Direta de Inconstitucionalidade nº 2182326-64.2018.8.26.0000

Autor: Procurador Geral de Justiça do Estado de São Paulo

Réus: Presidente da Câmara Municipal de Redenção da Serra e Prefeito Municipal de Redenção da Serra

Interessado: Procuradoria Geral do Estado de São Paulo

Comarca: São Paulo

Voto nº 38.165

DIRETA DE INCONSTITUCIONALIDADE. Impugnação do cargo em comissão de “Assessor Jurídico”, constante na Lei Complementar nº 01/2017, do Município de Redenção da Serra. Promulgação de nova norma (Lei Complementar nº 02/2018). Peculiaridades do caso concreto que indicam tentativa de burla à jurisdição. Não se ignora que a revogação da Lei impugnada ocasiona, via de regra, a perda do objeto da Ação que perquire sua constitucionalidade. Precedentes STF. Regra excepcionada em casos de fraude processual. In casu, o cargo anteriormente previsto foi, grosso modo, apenas substituído por outro, que carrega título diverso e atribuições praticamente idênticas. Inovação legislativa apenas deu nome diverso ao mesmo cenário jurídico.
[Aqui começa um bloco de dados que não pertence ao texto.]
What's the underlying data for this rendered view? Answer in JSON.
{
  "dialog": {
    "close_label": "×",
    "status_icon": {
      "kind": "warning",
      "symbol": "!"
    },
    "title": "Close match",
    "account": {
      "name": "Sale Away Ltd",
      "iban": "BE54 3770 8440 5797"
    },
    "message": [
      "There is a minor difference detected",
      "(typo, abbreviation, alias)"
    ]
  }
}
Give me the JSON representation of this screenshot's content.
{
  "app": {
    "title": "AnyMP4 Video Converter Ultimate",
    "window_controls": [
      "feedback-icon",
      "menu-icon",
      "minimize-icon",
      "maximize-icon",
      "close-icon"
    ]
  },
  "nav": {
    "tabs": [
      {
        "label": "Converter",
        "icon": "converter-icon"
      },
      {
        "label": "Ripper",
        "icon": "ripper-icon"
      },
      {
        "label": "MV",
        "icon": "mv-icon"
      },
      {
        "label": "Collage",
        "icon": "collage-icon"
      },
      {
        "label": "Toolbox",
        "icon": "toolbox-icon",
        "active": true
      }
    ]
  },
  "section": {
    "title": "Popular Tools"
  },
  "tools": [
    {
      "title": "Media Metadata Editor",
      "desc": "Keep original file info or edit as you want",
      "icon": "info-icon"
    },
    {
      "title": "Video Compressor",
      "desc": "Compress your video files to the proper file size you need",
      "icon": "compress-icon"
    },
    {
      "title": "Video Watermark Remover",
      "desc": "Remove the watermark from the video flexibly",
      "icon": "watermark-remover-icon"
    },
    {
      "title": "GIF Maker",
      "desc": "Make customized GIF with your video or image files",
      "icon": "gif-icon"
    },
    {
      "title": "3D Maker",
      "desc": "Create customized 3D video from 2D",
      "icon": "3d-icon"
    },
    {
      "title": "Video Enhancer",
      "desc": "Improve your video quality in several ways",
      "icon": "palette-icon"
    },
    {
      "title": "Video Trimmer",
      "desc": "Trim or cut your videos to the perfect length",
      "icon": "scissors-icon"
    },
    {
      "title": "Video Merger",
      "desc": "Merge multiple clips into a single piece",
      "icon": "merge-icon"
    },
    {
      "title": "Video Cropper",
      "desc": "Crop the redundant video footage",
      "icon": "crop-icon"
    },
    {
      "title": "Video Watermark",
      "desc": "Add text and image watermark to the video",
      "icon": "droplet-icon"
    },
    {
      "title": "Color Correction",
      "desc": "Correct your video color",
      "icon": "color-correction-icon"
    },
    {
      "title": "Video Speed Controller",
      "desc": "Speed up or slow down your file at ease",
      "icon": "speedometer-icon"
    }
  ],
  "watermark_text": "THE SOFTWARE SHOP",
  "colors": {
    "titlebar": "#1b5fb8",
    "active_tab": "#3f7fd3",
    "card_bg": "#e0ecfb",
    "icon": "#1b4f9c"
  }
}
Exceptio configurada. Julgamento de mérito prevalece para evitar eventual burla à jurisdição constitucional. Cargo de provimento em comissão que não retrata atribuições de assessoramento, chefia e direção, senão funções técnicas, burocráticas, operacionais e profissionais. Violação dos artigos 111 e 115, II e V, da Constituição Estadual. Funções que não justificam a necessidade de vínculo de confiança entre a autoridade nomeante e o servidor, a ensejar regime extraordinário de livre nomeação e exoneração. Atividades semelhantes àquelas atribuídas aos ocupantes do emprego público de advogado, cujo provimento ocorre mediante aprovação em concurso público. Ação que se julga procedente, com modulação de efeitos temporais.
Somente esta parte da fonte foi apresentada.